In a few months I shall hit that milestone birthday the big Six O. For nearly 40 years I have been running my own household.
For the last 4 weeks my mother has been in hospital with a broken ankle.
I know that being stuck in hospital with not much to do leaves a lot of time to over think things.
When I visited her the other day she asked me how I am coping being on my own running the house. She asks if I have enough money, am I eating enough.
On the radio a little while ago I heard the words of the great Billy Joel. He says exactly how I’m feeling.
This is my life, just leave me alone. For years I have wished that I lived alone. One day that will happen but not until my mother eventually goes into a nursing home.

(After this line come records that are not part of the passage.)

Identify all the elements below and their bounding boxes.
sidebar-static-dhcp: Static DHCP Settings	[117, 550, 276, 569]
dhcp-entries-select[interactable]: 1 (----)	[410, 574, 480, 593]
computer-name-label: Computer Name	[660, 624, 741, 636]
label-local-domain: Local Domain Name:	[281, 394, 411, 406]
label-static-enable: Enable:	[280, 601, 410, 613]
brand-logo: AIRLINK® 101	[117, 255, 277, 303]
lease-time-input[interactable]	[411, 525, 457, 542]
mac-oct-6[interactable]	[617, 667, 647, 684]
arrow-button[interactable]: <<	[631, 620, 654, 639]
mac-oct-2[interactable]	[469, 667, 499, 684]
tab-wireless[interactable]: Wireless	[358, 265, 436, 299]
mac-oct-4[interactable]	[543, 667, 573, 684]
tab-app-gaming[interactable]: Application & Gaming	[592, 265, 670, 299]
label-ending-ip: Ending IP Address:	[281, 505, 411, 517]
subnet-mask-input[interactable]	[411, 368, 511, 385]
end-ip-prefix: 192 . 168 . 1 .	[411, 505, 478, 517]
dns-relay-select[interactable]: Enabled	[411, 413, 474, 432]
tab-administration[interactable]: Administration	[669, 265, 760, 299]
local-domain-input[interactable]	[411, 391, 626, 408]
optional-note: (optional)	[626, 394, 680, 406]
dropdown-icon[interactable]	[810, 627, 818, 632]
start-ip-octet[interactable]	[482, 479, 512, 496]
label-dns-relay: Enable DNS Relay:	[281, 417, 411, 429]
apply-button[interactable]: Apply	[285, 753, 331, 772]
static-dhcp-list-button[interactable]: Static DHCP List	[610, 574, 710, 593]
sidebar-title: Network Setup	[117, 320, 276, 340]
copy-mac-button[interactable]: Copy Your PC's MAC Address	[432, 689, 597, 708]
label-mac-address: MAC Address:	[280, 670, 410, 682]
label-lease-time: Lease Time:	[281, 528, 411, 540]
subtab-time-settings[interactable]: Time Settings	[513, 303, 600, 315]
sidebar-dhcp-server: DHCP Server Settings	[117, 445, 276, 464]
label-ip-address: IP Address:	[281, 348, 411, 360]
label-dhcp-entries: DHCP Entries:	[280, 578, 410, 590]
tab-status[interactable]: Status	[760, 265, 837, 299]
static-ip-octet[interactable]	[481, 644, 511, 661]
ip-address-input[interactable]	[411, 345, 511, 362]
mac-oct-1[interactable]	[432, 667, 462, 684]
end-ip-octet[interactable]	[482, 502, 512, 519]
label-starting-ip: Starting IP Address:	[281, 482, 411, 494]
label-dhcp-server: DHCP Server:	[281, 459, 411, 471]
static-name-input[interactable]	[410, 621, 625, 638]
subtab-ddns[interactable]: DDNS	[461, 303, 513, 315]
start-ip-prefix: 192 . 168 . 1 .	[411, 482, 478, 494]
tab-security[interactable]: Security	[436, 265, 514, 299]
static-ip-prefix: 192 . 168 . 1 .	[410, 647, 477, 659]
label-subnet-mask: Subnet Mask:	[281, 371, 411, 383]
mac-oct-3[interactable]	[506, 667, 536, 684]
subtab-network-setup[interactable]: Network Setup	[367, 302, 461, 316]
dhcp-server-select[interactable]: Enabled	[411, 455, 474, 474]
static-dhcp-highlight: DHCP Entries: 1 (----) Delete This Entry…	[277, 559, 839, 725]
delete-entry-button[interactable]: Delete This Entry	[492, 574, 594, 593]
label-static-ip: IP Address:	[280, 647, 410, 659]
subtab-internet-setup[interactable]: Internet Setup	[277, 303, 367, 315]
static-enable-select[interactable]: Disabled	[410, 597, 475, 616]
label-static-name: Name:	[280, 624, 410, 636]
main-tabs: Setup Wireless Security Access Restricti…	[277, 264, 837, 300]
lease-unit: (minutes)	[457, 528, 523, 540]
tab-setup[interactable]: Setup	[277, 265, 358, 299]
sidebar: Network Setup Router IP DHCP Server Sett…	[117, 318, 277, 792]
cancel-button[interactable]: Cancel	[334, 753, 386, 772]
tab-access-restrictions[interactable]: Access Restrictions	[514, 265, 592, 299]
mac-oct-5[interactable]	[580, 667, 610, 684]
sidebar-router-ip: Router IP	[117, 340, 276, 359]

In the meantime let me enjoy these weeks of living to my own timetable. I can eat what I want when I want. I can do what I want without keeping an eye on the clock (except for visiting time).
I know that no matter my age my mother will always think of me as her little girl. I know how hard it was for her when she thought she would lose me to cancer but that was 20 years ago.
All my life I have felt that my mother is disappointed in me. She says that isn’t so, but it’s how I have felt. It doesn’t help when she talks to me as though I am a child who has to be supervised at all times. I know that isn’t what she thinks.
In hospital she complains to me that the staff talk to the patients as though they are children.
I don’t know how that feels … Much!
Getting everything organised for when my mother comes home has been exhausting, especially as my energy levels are still so very low. I am enjoying being able to pretend that this is my life for a while at least.